Aside from disclosing server secrets, the vulnerable phpinfo library can expose other potentially sensitive configuration details that an attacker could exploit to gather further information about the system. Even if ownCloud is not running in a containerized environment, the advisory warns, server admins should still be concerned about the vulnerability’s potential outcomes.
According to security company GreyNoise, the CVE-2023-49103 flaw is now actively being exploited by cyber-criminals. Researchers describe a “mass exploitation” of the flaw in the wild, which they detected as early as November 25, 2023. Black hat hackers are seeking passwords, mail server credentials, and license keys, which the detailed vulnerability would gladly reveal to anyone.
While the company is working on “various hardenings” in future core releases to avoid similar vulnerabilities, ownCloud advised users to delete the flawed GetPhpInfo.php library from their servers. Furthermore, the phpinfo function was disabled in the containers the German company directly provides to its enterprise customers.

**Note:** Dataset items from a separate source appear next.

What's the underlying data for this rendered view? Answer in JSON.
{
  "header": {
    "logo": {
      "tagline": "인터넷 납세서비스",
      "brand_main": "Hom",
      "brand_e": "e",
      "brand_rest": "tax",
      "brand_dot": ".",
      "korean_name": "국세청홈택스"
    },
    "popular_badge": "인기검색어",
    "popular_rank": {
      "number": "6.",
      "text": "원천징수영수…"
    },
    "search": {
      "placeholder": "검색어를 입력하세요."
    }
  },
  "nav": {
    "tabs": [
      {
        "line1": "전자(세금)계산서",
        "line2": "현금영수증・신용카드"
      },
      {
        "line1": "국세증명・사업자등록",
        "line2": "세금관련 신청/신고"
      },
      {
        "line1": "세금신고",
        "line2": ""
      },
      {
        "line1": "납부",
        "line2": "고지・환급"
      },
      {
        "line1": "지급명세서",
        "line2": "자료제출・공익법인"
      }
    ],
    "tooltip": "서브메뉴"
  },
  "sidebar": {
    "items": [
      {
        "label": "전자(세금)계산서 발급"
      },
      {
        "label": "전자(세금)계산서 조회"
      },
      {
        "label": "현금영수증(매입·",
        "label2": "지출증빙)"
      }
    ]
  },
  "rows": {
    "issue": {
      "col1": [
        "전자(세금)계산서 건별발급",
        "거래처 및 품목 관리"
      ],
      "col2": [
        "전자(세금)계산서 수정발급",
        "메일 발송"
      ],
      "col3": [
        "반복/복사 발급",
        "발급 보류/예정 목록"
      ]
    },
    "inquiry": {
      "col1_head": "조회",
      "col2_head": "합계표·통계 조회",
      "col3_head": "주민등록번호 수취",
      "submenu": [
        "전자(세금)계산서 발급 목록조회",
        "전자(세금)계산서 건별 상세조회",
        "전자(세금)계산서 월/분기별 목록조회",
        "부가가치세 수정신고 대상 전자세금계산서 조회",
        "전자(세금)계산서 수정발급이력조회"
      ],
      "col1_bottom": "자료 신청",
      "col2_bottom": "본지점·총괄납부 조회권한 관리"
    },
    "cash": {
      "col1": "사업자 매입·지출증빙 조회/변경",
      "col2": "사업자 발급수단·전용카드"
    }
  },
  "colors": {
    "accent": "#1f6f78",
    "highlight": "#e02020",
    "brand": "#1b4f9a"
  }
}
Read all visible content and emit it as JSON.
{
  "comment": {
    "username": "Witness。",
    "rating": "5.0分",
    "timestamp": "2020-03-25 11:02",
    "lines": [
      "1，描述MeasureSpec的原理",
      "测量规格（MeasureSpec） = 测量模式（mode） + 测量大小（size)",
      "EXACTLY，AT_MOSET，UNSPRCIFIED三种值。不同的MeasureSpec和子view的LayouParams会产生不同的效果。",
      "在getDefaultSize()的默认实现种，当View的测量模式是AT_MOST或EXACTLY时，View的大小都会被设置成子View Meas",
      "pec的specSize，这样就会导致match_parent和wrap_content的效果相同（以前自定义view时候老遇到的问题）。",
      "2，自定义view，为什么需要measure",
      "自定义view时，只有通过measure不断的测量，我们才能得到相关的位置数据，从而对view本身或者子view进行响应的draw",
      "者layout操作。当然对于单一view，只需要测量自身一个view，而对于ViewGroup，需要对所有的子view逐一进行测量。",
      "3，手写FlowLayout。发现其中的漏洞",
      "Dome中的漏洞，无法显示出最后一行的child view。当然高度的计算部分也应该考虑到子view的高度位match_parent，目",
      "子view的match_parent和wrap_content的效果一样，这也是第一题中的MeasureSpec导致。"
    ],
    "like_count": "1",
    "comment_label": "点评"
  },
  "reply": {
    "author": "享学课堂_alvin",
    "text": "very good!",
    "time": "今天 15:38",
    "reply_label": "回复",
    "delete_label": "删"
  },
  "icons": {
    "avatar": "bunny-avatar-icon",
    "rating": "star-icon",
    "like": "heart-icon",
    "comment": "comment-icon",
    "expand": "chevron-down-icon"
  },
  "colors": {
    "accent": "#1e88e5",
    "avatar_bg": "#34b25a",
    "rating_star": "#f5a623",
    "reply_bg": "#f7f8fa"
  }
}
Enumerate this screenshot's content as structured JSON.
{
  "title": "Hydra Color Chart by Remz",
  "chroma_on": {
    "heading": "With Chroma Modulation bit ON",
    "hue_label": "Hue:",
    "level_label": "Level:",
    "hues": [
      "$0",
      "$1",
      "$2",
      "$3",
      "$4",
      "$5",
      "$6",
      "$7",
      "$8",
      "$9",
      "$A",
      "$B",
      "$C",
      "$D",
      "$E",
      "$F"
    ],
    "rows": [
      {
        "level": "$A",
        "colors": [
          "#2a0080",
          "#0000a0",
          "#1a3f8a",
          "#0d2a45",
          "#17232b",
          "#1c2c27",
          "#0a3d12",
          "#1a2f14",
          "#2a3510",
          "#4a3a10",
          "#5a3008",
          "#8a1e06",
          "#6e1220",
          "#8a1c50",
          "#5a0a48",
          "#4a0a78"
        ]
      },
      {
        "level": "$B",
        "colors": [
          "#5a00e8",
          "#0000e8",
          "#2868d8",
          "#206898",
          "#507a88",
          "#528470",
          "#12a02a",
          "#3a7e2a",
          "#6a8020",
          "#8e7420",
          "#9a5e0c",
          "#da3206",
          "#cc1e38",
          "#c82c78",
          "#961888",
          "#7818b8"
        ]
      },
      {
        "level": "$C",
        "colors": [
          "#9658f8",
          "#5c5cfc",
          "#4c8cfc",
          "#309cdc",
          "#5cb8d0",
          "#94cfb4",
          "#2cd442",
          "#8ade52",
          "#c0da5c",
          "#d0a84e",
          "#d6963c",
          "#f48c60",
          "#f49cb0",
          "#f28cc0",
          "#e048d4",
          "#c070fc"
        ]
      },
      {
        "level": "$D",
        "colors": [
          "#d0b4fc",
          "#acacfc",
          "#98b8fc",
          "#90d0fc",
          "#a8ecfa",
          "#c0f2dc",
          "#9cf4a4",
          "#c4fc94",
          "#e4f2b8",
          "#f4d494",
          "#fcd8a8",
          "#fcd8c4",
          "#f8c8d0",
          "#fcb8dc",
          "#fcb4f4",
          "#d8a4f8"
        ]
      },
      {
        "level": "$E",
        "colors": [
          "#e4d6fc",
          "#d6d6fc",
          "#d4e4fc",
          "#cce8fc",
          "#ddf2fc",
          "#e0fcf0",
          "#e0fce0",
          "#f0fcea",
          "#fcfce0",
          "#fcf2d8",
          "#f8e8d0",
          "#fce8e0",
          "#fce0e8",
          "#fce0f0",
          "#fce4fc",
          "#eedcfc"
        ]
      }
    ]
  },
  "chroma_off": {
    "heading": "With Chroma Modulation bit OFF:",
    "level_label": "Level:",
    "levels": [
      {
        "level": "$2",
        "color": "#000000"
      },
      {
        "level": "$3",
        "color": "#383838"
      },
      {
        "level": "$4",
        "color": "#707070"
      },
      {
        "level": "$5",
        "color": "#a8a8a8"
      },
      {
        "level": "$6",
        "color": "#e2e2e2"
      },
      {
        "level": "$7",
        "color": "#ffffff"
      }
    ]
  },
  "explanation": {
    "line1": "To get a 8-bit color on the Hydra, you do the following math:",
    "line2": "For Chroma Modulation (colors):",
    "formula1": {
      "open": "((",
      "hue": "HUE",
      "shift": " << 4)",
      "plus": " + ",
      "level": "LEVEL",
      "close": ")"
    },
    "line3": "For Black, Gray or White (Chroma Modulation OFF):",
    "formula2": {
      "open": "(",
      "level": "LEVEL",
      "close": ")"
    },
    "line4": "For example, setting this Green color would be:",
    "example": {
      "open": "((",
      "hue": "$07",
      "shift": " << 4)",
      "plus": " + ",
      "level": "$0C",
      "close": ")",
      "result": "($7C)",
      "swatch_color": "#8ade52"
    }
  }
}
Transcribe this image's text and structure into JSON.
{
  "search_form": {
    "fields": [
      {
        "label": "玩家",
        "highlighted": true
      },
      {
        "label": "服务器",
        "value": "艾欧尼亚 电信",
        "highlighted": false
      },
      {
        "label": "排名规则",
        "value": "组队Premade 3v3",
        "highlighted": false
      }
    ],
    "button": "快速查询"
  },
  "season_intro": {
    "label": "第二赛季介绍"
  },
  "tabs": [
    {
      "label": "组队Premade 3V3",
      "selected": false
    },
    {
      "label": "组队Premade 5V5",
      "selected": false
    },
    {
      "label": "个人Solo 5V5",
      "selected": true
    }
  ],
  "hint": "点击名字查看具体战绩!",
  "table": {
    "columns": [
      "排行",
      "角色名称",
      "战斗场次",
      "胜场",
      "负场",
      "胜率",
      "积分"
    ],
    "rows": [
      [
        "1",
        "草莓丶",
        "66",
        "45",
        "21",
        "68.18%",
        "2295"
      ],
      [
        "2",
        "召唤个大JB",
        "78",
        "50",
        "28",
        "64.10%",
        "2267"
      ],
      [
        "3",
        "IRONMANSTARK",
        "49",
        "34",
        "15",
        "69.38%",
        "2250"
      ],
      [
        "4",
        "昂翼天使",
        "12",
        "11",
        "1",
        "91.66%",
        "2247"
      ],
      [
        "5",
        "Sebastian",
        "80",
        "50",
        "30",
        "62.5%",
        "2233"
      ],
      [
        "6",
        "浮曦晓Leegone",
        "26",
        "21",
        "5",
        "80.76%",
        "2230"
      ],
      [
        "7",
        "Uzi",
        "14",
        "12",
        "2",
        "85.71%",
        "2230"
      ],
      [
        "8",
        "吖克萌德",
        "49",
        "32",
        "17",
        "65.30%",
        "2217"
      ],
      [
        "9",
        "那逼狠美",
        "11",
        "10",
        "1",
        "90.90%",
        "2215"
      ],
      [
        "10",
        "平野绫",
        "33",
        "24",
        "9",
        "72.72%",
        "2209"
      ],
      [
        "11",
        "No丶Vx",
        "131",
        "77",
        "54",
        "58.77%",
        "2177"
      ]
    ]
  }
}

Further advice provided by ownCloud includes a global reset of server “secrets,” including passwords, credentials, and access keys. In addition to CVE-2023-49103, GreyNoise remarks that ownCloud recently disclosed additional critical vulnerabilities. The flaws include an authentication bypass issue with a 9.8 CVE score (CVE-2023-49105) and a highly dangerous flaw related to the oauth2 app (CVE-2023-49104).